Scraping content of a tag by title with Scrapy
I am scraping listings on a real estate website. The property details are located within a table and all have the same class name
However, on occasions, the values are not ordered in the same way or are missing and so when I run my spider I get values in wrong columns
type = response.css('div.carac-value span::text').extract()[1]
year= response.css('div.carac-value span::text').extract()[2]
area = response.css('div.carac-value span::text').extract()[3]
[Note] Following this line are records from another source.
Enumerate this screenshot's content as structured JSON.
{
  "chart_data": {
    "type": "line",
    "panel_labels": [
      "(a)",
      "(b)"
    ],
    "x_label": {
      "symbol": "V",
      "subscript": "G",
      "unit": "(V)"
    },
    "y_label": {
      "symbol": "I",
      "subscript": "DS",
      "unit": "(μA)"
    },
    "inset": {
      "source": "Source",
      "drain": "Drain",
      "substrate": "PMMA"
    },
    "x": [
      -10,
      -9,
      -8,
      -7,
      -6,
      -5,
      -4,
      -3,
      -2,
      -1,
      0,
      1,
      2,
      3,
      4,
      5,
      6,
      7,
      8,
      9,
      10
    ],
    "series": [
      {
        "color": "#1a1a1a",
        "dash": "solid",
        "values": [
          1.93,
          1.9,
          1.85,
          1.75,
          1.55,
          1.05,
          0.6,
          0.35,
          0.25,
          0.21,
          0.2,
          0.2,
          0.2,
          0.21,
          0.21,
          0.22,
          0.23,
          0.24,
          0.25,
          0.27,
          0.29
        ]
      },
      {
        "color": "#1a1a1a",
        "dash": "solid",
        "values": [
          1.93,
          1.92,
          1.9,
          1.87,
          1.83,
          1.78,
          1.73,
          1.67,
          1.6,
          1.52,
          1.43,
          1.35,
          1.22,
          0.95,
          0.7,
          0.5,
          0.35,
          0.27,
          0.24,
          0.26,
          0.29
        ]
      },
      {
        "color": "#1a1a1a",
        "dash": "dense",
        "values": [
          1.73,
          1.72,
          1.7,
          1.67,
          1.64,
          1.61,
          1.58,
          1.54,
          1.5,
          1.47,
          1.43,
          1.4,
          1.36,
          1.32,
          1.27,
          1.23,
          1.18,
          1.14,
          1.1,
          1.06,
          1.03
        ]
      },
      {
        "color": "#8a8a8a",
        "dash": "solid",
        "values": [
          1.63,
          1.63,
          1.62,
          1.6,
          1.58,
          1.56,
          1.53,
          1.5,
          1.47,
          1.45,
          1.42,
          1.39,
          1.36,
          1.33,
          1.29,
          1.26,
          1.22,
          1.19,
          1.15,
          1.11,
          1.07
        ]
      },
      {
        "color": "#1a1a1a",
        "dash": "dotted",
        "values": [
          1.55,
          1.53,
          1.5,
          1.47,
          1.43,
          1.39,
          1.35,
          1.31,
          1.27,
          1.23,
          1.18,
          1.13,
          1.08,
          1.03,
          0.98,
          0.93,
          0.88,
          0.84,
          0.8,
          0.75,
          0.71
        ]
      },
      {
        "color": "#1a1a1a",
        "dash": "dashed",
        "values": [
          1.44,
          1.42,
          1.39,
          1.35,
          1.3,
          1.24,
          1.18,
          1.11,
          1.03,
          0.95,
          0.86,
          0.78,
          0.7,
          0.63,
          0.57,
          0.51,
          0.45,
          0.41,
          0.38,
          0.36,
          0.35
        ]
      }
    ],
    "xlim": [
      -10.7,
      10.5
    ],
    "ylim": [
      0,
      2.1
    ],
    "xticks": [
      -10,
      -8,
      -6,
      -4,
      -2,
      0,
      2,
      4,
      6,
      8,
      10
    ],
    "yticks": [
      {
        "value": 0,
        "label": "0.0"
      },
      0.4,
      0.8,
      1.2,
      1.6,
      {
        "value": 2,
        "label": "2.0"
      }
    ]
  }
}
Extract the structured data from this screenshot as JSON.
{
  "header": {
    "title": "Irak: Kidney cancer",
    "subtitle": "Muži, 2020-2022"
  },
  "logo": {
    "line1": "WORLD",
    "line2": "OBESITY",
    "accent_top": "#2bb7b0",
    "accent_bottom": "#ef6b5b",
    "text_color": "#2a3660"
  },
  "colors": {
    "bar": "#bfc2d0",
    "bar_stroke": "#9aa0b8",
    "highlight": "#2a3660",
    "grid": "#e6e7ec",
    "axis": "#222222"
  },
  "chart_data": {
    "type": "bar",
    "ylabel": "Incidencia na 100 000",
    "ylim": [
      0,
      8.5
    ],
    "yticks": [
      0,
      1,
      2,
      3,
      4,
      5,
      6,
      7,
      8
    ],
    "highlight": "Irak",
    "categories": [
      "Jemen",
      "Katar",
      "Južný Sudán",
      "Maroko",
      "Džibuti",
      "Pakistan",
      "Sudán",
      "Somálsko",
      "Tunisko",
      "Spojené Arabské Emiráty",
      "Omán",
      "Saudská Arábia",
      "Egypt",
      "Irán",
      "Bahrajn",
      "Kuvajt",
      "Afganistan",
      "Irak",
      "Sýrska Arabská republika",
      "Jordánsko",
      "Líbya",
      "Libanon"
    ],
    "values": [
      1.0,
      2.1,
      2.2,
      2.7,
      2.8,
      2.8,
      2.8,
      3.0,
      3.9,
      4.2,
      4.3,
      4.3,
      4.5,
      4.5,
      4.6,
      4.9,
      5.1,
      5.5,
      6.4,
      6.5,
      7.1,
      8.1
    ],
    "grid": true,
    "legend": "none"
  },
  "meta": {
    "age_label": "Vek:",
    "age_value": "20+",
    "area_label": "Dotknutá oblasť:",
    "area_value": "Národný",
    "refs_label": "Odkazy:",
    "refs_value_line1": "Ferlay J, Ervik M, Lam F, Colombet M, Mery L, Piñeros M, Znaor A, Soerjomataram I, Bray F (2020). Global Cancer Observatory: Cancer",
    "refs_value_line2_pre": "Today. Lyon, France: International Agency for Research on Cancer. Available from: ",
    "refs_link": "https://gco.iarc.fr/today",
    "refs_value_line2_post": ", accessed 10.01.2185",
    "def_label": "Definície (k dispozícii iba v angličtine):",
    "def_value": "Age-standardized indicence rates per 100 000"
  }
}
(i.e in the column of property area I would get its construction year) How can I only extract content of a class with a specific title like "Superficie nette" ?
- I used
default=''
since not all of the pages have those properties (year, type, area) - I'm using xpath to find a specific div that has a word in it, and then we get the text of the next sibling.
- I changed
type
totype1
.
scrapy shell
In [1]: url = 'https://www.centris.ca/fr/condo~a-vendre~montreal-rosemont-la-petite-patrie/19783085?view=Summary&uc=3'
In [2]: headers = {'User-Agent':'Mozilla/5.0 (Windows NT 10.0; Win64; x64) AppleWebKit/537.36 (KHTML, like Gecko) Chrom
...: e/74.0.3729.169 Safari/537.36'}
In [3]: req = scrapy.Request(url=url, headers=headers)
In [4]: fetch(req)
[scrapy.core.engine] INFO: Spider opened
[scrapy.core.engine] DEBUG: Crawled (200) <GET https://www.centris.ca/fr/condo~a-vendre~montreal-rosemont-la-petite-patrie/19783085?view=Summary&uc=3> (referer: None)
In [5]: type1 = response.xpath('//div[@class="carac-title"][contains(text(), "Type")]/following-sibling::div[@class="ca
...: rac-value"]//text()').get(default='')
In [6]: year = response.xpath('//div[@class="carac-title"][contains(text(), "Année")]/following-sibling::div[@class="ca
...: rac-value"]//text()').get(default='')
In [7]: area = response.xpath('//div[@class="carac-title"][contains(text(), "Superficie")]/following-sibling::div[@clas
...: s="carac-value"]//text()').get(default='')
In [8]: type1
Out[8]: 'Divise'
In [9]: year
Out[9]: '2015'
In [10]: area
Out[10]: ''
# example with a page that has an area value
In [11]: url = 'https://www.centris.ca/fr/maison~a-vendre~laval-sainte-rose/19672961?view=Summary&uc=2'
In [12]: req = scrapy.Request(url=url, headers=headers)
In [13]: fetch(req)
[scrapy.core.engine] DEBUG: Crawled (200) <GET https://www.centris.ca/fr/maison~a-vendre~laval-sainte-rose/19672961?view=Summary&uc=2> (referer: None)
In [14]: area = response.xpath('//div[@class="carac-title"][contains(text(), "Superficie")]/following-sibling::div[@cla
...: ss="carac-value"]//text()').get(default='')
In [15]: area
Out[15]: '7 500 pc'